Configuration options

repos: (optional object)

No description provided…

cleanup: (optional boolean)

Cleans up the repos added in the same step after packages are installed.

Default: false

files: (optional enum)

List of paths or URLs to .repo files to import

Possible values: undefined, Unknown type

copr: (optional enum)

List of COPR project repos to add. You can also specify 2 lists instead to ‘enable’ or ‘disable’ COPR repos.

Possible values: Unknown type, Unknown type

keys: (optional array)

List of links to key files to import for installing from custom repositories.

nonfree: (optional enum)

Enable one of the nonfree repos.

This allows you to enable one of the nonfree repos. However, only one can be enabled at a time so if one is enabled, the other will be disabled if it is already enabled.

Possible values: negativo17, rpmfusion

optfix: (optional array)

DEPRECATED: List of folder names under /opt/ to enable for installing into.
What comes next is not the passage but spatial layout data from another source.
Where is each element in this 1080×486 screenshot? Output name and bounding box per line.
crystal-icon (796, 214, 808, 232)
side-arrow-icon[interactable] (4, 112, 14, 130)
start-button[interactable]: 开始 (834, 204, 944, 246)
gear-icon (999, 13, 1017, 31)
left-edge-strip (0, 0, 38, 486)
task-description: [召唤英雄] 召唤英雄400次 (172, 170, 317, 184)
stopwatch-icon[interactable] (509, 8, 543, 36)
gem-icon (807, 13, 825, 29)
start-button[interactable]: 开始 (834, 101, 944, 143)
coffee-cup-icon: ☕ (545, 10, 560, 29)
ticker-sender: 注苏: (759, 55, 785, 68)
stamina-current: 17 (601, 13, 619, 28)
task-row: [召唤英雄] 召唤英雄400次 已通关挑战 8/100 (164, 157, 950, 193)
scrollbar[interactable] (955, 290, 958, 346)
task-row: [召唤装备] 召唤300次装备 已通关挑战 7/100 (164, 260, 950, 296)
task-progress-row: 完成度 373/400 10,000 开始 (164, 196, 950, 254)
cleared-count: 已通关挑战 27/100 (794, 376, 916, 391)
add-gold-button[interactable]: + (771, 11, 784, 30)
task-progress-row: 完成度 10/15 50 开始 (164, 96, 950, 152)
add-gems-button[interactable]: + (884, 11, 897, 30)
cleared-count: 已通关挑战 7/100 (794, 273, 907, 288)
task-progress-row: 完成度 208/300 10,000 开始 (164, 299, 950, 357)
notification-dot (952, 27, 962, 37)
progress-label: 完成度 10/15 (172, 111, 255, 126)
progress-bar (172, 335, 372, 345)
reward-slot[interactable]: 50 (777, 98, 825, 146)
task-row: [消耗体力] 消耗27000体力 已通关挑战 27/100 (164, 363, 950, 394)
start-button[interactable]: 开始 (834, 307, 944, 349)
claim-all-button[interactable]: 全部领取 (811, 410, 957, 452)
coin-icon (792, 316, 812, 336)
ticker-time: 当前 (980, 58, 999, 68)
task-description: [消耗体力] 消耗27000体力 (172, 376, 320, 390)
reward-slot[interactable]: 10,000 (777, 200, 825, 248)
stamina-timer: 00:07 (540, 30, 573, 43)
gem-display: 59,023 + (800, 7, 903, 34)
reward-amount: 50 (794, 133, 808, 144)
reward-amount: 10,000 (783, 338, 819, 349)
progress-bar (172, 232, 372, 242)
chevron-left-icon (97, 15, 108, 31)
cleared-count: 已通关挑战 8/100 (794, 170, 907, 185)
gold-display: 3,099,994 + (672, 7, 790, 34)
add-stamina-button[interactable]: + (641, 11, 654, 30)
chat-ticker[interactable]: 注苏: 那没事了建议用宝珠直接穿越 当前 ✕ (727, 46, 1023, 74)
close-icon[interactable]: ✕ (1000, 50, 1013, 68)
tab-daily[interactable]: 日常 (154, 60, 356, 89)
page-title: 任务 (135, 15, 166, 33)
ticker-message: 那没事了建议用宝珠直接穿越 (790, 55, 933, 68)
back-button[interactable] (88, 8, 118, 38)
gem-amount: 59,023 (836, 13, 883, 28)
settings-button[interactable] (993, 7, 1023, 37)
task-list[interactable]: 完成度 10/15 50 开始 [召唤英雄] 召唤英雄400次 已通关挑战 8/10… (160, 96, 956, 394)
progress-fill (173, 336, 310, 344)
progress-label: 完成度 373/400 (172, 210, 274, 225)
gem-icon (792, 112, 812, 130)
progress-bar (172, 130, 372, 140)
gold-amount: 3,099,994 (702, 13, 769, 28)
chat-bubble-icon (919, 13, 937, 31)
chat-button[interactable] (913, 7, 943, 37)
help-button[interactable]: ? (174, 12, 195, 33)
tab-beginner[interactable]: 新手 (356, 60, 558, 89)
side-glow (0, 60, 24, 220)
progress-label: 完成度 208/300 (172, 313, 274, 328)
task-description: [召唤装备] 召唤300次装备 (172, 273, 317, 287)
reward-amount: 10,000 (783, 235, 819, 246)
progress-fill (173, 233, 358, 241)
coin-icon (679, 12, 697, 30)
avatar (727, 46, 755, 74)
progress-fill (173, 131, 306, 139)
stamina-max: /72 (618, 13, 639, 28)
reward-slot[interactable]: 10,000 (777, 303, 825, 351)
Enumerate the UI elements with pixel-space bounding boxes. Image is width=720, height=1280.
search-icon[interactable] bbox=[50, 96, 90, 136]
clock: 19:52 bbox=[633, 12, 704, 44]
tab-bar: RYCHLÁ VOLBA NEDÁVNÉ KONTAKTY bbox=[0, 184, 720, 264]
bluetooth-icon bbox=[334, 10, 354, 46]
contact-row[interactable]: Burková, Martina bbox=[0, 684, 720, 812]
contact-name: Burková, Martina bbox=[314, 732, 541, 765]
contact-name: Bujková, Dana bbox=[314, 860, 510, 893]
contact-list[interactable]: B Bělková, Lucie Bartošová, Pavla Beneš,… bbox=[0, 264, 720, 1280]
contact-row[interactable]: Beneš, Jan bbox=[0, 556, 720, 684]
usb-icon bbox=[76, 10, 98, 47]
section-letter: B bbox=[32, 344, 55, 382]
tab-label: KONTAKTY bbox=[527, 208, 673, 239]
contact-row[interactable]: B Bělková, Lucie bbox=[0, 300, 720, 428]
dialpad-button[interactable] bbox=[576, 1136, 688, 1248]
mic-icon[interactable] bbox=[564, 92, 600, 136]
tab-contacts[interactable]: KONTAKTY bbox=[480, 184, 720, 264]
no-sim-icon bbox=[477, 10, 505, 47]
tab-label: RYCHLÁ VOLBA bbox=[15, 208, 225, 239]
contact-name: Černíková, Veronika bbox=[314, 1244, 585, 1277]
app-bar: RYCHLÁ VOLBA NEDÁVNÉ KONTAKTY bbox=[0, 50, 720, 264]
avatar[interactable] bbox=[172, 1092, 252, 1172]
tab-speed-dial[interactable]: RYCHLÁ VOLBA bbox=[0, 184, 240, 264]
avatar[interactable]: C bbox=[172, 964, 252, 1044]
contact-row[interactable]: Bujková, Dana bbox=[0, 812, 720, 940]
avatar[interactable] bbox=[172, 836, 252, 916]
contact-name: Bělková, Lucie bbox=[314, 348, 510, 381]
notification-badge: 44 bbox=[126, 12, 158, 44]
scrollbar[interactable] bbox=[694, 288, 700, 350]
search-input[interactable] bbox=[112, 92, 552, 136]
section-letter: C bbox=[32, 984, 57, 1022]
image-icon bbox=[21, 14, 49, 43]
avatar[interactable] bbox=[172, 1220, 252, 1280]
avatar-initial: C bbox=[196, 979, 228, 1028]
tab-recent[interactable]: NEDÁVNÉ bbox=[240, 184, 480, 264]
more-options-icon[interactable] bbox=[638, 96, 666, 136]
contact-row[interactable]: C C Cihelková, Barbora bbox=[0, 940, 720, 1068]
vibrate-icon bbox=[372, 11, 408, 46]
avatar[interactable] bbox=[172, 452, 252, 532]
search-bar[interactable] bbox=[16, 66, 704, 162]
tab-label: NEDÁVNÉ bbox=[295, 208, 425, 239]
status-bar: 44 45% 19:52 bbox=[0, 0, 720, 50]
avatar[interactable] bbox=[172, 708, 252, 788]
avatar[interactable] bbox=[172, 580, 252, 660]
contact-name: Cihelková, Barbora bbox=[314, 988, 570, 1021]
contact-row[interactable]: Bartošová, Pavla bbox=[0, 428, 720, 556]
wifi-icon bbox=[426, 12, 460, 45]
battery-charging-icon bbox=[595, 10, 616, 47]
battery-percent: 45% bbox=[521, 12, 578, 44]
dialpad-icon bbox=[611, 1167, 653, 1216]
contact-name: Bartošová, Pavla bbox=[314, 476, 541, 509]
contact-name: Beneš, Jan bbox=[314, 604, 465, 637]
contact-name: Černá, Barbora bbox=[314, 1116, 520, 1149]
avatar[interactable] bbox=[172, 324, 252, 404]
group-remove: (optional object)

No description provided…

packages: (optional array)

List of RPM groups to remove.

group-install: (optional object)

No description provided…

packages: (optional array)

List of RPM groups to install.

with-optional: (optional boolean)

Include optional packages from group.

Default: false

install-weak-deps: (optional boolean)

Whether to install weak dependencies.

Default: true

skip-unavailable: (optional boolean)

Whether to continue with the install if there are no packages available in the repository.

Default: false

skip-broken: (optional boolean)

Whether to continue with the install if there are broken packages.

Default: false

allow-erasing: (optional boolean)

Whether to allow erasing (removal) of packages in case of dependency problems.

Default: false

exclude: (optional array)

A list of packages to prevent from being installed

remove: (optional object)

No description provided…

packages: (optional array)

List of RPM packages to remove.

auto-remove: (optional boolean)

Whether to remove unused dependencies during removal operation.

Default: true

install: (optional object)

No description provided…

packages: (optional array)

List of RPM packages to install.

Possible values: Unknown type, Unknown type

install-weak-deps: (optional boolean)

Whether to install weak dependencies.

Default: true

skip-unavailable: (optional boolean)

Whether to continue with the install if there are no packages available in the repository.

Default: false

skip-broken: (optional boolean)

Whether to continue with the install if there are broken packages.

Default: false

allow-erasing: (optional boolean)

Whether to allow erasing (removal) of packages in case of dependency problems.

Default: false

exclude: (optional array)

A list of packages to prevent from being installed

replace: (optional array)

List of configurations for replacing packages from another repo.